Pros/Very sharp knife set that can handle everything you’d need in a hunting scenario
Cons/Sharpening the gut hook can be tricky
Bottom Line/An amazing hunting knife set that can do it all
The difference in steel
The knife makers use different steel in the knives they produce and it plays a huge role in performance and cost. Quite often when you see a truly high-end knife, the accompanying price tag is due to the steel used to craft the blade. Various tool steels are the premium steels used in the highest quality hunting knives. These precision steels hold an edge extremely well, and allow the knife makers to create some very cool things. When looking at the Rockwell hardness scale, the tool steel types fall into the 55-57 range most often, which is considered the sweet spot. This means the steel is extremely durable, but usable. They will hold an edge, but also allow you to resharpen when needed. Steel types that are harder can be harder to sharpen, but the edge is usually extremely durable.
Stainless steel is pretty popular, especially with mid-range knives. It is simply carbon steel with chromium added to resist rust. These types of blades will resist rusting, but often the steel becomes softer, making edge retention not so great. Carbon steel is considered very tough and has excellent durability and the ability to sharpen and resharpen. The biggest trade-off is corrosion resistance. If you don’t clean off your carbon steel hunting knife, it’s going to rust.
How we evaluate hunting knives
There are a couple of us who talk about knives on this site often, and we each have our own ways of evaluating them. I cover most of the hunting knives and I have my own way of testing them out.
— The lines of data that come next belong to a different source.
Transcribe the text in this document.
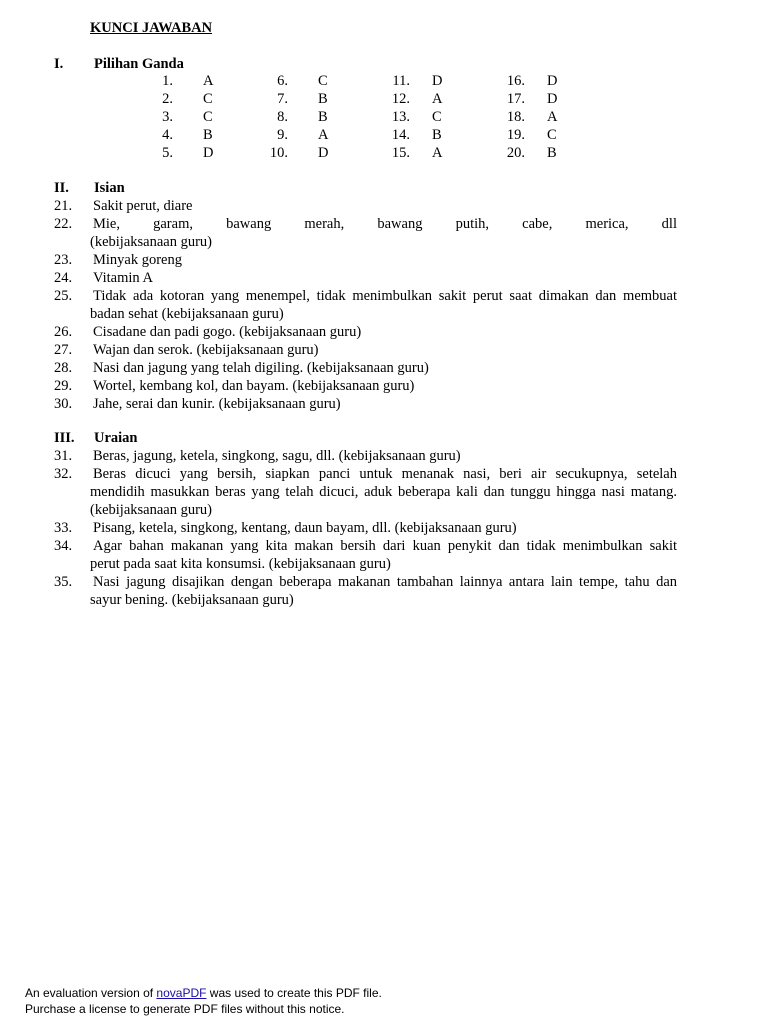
KUNCI JAWABAN
I. Pilihan Ganda
1. A	6. C	11. D	16. D
2. C	7. B	12. A	17. D
3. C	8. B	13. C	18. A
4. B	9. A	14. B	19. C
5. D	10. D	15. A	20. B
II. Isian
21. Sakit perut, diare
22. Mie, garam, bawang merah, bawang putih, cabe, merica, dll
(kebijaksanaan guru)
23. Minyak goreng
24. Vitamin A
25. Tidak ada kotoran yang menempel, tidak menimbulkan sakit perut saat dimakan dan membuat
badan sehat (kebijaksanaan guru)
26. Cisadane dan padi gogo. (kebijaksanaan guru)
27. Wajan dan serok. (kebijaksanaan guru)
28. Nasi dan jagung yang telah digiling. (kebijaksanaan guru)
29. Wortel, kembang kol, dan bayam. (kebijaksanaan guru)
30. Jahe, serai dan kunir. (kebijaksanaan guru)
III. Uraian
31. Beras, jagung, ketela, singkong, sagu, dll. (kebijaksanaan guru)
32. Beras dicuci yang bersih, siapkan panci untuk menanak nasi, beri air secukupnya, setelah
mendidih masukkan beras yang telah dicuci, aduk beberapa kali dan tunggu hingga nasi matang.
(kebijaksanaan guru)
33. Pisang, ketela, singkong, kentang, daun bayam, dll. (kebijaksanaan guru)
34. Agar bahan makanan yang kita makan bersih dari kuan penykit dan tidak menimbulkan sakit
perut pada saat kita konsumsi. (kebijaksanaan guru)
35. Nasi jagung disajikan dengan beberapa makanan tambahan lainnya antara lain tempe, tahu dan
sayur bening. (kebijaksanaan guru)
An evaluation version of novaPDF was used to create this PDF file.
Purchase a license to generate PDF files without this notice.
The first thing I do is evaluate the sharpness direct from the factory. There are several ways you could do this, but since these are hunting knives, I cut meat and other food. If a blade will slice a raw steak with one, unpressured pass, you know it is sharp. You can also slice a tomato.
Next up, I’ll treat it like a hunting knife. That means I’ll drop it in the dirt, throw it in the back of the truck. I’ll get it messy and forget to clean it for a few days. All the types of things that usually happen with hunting knives around my house.
Next up, I sharpen them. I have to be able to get a good edge and without much work.
I also look at the handle and how well the balance is. The grip needs to feel right too. I tend to gravitate toward rubberized grips for hunting knives simply because I’ve had a slip and cut before, and it sucks when you’re in the field. My wife laughs at me too, because I usually take 4-5 knives with me hunting, so in the event I get a deer, I can field test as many as possible. Oh, the life of a writer.
What do I look for in a hunting knife?
You will want a hunting knife that first, fits your budget, and secondly, holds an edge so you can completely field dress your game. I also suggest getting one with good balance and a firm grip.
What is the best hunting knife?
It’s all a matter of personal opinion. If budget is no problem, look at Benchmade, CRKT and other high-end brands for a knife with great steel and the features you want. For a budget pick, take a good look at OKC and Gerber hunting knives. You won’t be disappointed.
What is the sharpest hunting knife?
For a normal knife, look for the highest quality steel, as it will hold the best edge. The Replaceable blade knives, like the Outdoor Edge Razor Lite, are extremely sharp and are likely the sharpest right out of the box.